Текст книги "Дом, который построил Дед"


Автор книги: Борис Васильев



сообщить о нарушении

Текущая страница: 8 (всего у книги 28 страниц) [доступный отрывок для чтения: 11 страниц]

4

Вызволять задержанных германцами солдат Старшов направился сам. Делал он это вопреки решению роты и полкового комитета, после долгой надсадной ругани, не из желания повторить собственный порыв у реки Равки, а исключительно из боязни спровоцировать противника на активные действия. До сего дня они мирно существовали окоп к окопу, ходили, не страшась внезапного выстрела, грелись на неярком солнце, периодически устраивали баньки и даже весьма дружелюбно заговаривали друг с другом. Как всякий окопник, Леонид дорожил затишьем более, нежели возможными наградами, и шел в германское расположение прежде всего во имя этого затишья. Кроме того, он хорошо знал немецкий, почему и позволил себе нарушить приказ входящего в силу полкового комитета, о чем, правда, предупредил Антипова.

– Во-во, кажи им свое офицерское нутро, – с неудовольствием сказал Прохор и глубокомысленно выматерился. – Пентюхи рязанские, вовремя удрать не могли, язви их… С кем пойдем?

– Пойдем?

– Ну одного я тебя, господин ротный, к противнику не отпущу. А вдруг сбежишь со страху?

Шутил он или угрожал – было неясно, да Леонид и не ломал голову: солдаты стерегли и оберегали его одинаково ретиво, и к такому положению он уже как-то стал привыкать. Безвременье отражалось и на фронте: солдат еще не разобрался, за кем идти, но офицеров, на которых мог бы положиться, уже неосознанно охранял. Так, на всякий случай.

Вышли еще до солнца, оставив, к великому неудовольствию Прохора, все оружие. Антипов шел на шаг впереди, размахивал белым флагом и всю дорогу зло кричал, чтоб не вздумали палить. Кричал он со страху, хотя и привычно прятал его; Старшову тоже было не до отваги, и он жалел, что не может орать во всю глотку, как орет его солдат: с криком ходить всегда не так жутко. Но германцы не стреляли, и парламентеры дошли до проломов в колючей проволоке без всяких осложнений.
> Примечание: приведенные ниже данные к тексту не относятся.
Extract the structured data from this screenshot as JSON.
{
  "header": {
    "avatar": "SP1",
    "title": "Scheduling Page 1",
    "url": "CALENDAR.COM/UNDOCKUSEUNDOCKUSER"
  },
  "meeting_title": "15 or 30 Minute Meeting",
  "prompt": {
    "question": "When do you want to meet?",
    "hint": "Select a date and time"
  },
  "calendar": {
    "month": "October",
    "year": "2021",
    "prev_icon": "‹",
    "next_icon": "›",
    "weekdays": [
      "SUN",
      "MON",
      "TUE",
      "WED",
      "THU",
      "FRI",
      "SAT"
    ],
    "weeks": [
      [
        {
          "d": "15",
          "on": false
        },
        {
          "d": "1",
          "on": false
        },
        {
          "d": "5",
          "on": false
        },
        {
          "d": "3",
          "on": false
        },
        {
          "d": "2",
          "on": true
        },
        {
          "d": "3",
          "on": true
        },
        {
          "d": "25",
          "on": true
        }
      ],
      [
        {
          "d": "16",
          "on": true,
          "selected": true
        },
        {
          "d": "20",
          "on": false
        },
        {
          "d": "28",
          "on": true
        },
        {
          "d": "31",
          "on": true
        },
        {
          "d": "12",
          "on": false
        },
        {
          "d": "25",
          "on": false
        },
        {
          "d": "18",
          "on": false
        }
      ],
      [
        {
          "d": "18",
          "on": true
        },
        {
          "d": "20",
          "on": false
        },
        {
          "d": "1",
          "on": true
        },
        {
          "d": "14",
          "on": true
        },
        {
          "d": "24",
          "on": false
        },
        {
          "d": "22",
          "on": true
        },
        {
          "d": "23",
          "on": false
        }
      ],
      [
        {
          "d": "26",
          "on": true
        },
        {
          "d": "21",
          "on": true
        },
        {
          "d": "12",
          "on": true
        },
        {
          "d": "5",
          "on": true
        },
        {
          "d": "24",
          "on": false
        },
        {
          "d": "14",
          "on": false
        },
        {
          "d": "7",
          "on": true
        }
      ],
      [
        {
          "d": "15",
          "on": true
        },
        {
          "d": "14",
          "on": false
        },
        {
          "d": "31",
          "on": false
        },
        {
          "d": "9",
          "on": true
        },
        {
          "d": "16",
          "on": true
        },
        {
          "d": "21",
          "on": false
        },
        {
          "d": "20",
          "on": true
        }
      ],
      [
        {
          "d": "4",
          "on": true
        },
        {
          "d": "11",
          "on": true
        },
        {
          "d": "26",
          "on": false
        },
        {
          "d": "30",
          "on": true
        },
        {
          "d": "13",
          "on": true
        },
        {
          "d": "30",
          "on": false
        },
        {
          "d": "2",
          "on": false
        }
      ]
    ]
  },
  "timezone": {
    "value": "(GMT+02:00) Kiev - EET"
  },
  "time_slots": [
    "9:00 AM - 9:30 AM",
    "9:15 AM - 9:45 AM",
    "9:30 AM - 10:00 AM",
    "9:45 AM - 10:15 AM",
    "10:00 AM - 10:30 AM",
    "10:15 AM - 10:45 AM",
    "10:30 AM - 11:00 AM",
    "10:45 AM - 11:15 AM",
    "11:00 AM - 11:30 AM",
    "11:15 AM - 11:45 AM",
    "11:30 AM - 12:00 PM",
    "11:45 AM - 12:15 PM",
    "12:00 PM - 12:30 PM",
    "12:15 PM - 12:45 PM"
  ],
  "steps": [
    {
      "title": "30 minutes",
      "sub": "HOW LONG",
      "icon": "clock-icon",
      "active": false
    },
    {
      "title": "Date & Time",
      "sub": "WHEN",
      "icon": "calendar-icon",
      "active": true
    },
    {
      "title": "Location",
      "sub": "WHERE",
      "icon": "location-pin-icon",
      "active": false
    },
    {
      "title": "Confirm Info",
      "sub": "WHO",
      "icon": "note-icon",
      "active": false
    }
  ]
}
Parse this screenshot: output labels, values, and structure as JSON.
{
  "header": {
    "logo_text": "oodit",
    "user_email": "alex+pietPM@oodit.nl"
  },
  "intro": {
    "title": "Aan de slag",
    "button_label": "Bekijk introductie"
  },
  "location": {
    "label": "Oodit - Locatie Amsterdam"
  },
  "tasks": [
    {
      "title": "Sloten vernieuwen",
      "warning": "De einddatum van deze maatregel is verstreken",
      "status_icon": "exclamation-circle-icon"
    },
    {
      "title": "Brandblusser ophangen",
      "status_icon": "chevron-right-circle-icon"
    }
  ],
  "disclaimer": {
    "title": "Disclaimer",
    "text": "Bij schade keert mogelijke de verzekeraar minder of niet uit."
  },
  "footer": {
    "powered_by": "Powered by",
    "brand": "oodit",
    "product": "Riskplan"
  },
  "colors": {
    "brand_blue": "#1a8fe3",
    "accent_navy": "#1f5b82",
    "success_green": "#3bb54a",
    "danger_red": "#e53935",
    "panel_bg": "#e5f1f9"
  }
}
Здесь оказался секрет с пулеметом; германский унтер спросил, что им тут надобно, а когда поручик объяснил, добродушно улыбнулся:

– Они мастера пить, но перепить нашего бездонного Густава им так и не удалось. Спросите в третьей роте, господин обер-лейтенант, может быть, ваши солдаты уже проспались после вчерашнего.

Трое «задержанных» встретили парламентеров виноватыми ухмылками на опухших от неумеренных возлияний физиономиях. А немолодой германский офицер, командовавший этим участком, отметил с плохо скрытым презрением:

– У вас дурные солдаты, господин поручик. Я не говорю: плохие, я говорю: дурные. Они притащили ведро спирта, но мне не нравятся такие состязания. Я не уважаю пьяниц, потому что им нельзя верить. Пьяный солдат – дурной солдат.

– Им надоело воевать, господин капитан.

– А нам с вами не надоело воевать?

Они разговаривали в сухом, теплом, хорошо оборудованном блиндаже командира батальона с глазу на глаз. Сопровождавшего Старшова соглядатая комитета отправили к солдатам, несмотря на его ворчанье: дисциплина в германской армии была еще на высоте. Германский гауптман угощал русского поручика кофе, от которого за версту несло цикорием, и ругал русское пьянство:

– Когда человек устал, он должен спать, а не пить. Это неразумно и неполезно. Я тоже устал сидеть в окопах, я тоже хочу в свое отечество, я тоже соскучился по моей жене и по моим детям, но я же не напиваюсь как свинья!

– Оставим этот разговор, господин капитан, – вздохнул Старшов. – Вы прекрасно знаете, что происходит сейчас в России.

– Я знаю, что происходит в России, и знаю, кто в этом виноват. В этом виноват ваш гнилой славянский либерализм.

Они вяло препирались, пока не покончили с цикорием. Затем германский офицер сердито потребовал примерного наказания пьяниц и наконец-таки отпустил всех пятерых с миром.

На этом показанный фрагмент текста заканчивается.